Abercio menahan tangisannya, ia sedih akan kondisi putrinya tapi ia juga bersyukur putrinya masih tertolong, "Terima kasih, dokter." Ucapnya.

"Dan ini yang terpenting. Saat ia siuman, sebaiknya segera memanggil tim medis." Dokter itu mengacungkan satu jari telunjuknya menandakan bahwa ucapannya barusan itu perlu diperhatikan dan segera pergi meninggalkan ruangan.

👑

"Kendra, Kendra?" Suara Olivia terdengar saat pertama kali ia terbangun.

Perlahan ia membuka matanya, yang dialaminya barusan hanyalah mimpi yang terlihat sangat jelas, terlalu jelas, seperti kenyataan bahwa saat ini ia juga terbaring di rumah sakit.

Mimpi ataupun kenyataan sama saja buruknya.

"Kendra, apa yang kau rasakan?" Tanya Abercio yang sedang mengusap-usap wajah putrinya, ia sangat khawatir dengan kondisi Kendra yang baru saja siuman setelah tidak sadarkan diri seharian.

"Dad! Aku sudah menyuruhmu mengganti pilot, kan?" Sergahnya. Kendra menepis tangan ayahnya itu kemudian dengan tangan lainnya sedang menyeka air mata.

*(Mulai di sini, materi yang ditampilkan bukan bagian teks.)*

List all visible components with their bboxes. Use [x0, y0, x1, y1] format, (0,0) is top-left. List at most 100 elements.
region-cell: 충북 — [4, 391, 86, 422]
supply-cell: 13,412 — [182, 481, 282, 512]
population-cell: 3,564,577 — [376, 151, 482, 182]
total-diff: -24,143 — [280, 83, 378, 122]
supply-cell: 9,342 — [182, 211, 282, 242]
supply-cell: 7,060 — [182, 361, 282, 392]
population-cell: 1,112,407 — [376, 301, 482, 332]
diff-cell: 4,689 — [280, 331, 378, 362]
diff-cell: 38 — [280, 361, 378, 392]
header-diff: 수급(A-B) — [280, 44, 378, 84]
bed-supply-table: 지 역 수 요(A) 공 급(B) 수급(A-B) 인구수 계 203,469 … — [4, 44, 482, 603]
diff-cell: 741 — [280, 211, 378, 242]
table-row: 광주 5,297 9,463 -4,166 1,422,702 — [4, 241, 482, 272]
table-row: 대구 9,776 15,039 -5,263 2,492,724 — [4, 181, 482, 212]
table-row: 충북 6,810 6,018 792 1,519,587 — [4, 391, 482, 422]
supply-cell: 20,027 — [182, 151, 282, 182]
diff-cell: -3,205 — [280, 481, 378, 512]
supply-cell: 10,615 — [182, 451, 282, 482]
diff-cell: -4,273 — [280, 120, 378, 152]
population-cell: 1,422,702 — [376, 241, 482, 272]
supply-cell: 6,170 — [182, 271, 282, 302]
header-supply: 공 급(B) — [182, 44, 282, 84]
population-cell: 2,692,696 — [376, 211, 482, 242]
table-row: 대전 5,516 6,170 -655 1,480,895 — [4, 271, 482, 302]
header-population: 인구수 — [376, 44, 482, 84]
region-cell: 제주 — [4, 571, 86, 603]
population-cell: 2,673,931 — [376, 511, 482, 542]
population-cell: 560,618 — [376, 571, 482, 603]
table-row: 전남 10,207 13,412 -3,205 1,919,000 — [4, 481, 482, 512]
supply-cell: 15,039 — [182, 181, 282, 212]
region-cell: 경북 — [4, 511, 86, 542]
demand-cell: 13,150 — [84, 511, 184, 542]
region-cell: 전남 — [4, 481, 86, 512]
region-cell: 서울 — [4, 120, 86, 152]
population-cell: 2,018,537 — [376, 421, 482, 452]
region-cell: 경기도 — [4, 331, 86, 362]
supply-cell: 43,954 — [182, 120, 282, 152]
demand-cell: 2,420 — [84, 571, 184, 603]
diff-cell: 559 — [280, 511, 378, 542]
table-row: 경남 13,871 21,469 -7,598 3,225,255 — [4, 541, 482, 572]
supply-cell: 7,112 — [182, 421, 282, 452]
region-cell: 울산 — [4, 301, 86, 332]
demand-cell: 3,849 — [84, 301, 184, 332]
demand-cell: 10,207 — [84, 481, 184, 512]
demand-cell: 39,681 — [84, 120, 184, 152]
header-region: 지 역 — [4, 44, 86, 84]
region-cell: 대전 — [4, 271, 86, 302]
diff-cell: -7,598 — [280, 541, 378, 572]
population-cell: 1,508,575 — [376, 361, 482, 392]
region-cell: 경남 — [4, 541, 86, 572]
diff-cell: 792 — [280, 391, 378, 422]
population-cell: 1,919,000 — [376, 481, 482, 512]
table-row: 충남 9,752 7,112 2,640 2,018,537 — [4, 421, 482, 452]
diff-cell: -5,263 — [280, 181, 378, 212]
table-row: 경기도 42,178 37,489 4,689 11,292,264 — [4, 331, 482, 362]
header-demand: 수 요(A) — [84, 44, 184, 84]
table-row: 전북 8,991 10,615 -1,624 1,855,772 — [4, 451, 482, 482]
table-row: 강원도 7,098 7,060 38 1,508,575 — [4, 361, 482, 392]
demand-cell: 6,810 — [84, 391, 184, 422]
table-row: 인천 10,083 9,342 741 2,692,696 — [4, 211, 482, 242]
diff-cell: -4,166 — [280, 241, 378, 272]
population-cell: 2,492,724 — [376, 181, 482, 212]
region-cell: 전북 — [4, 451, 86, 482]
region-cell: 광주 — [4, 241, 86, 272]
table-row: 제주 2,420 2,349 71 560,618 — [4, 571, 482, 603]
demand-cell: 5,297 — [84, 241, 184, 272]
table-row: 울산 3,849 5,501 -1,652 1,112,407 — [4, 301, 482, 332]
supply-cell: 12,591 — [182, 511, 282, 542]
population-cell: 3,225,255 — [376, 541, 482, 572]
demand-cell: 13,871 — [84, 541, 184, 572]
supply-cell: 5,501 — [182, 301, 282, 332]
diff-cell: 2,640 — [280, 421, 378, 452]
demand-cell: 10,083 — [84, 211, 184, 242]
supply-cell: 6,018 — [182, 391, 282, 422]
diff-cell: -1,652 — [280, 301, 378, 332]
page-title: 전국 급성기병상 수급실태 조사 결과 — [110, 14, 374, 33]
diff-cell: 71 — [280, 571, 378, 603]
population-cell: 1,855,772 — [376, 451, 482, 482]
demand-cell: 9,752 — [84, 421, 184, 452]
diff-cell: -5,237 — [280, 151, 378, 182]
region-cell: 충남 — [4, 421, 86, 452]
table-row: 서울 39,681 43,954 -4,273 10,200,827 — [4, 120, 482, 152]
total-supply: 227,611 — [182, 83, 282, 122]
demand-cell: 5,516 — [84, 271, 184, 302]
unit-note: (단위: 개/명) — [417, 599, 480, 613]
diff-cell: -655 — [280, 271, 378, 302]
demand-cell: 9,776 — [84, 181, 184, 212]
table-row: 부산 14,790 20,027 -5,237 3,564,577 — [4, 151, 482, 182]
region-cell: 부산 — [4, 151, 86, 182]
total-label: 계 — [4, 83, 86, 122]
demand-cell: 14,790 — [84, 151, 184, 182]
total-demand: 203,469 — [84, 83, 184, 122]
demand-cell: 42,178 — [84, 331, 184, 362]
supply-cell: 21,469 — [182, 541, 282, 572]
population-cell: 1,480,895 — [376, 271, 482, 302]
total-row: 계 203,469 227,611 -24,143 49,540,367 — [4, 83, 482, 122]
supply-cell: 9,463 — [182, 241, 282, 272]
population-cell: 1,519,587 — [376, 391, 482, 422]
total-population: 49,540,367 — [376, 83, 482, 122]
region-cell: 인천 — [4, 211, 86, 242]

"Kau tidak boleh menyalahkan ayahmu, Kendra." Olivia berusaha menenangkan Kendra yang sedang menangis tersedu-sedu.

Tidak ada yang lebih menderita bagi keduanya setelah melihat kondisi anak mereka saat ini.

"Okay, I'm so sorry, sweetheart" Sesal Abercio.

Seorang dokter yang berdiri disana sedari tadi tiba-tiba membisikkan sesuatu kepada Abercio.

Setelah Abercio mengangguk, ia segera memanggil beberapa perawat dan menyuntikkan sesuatu kepada Kendra.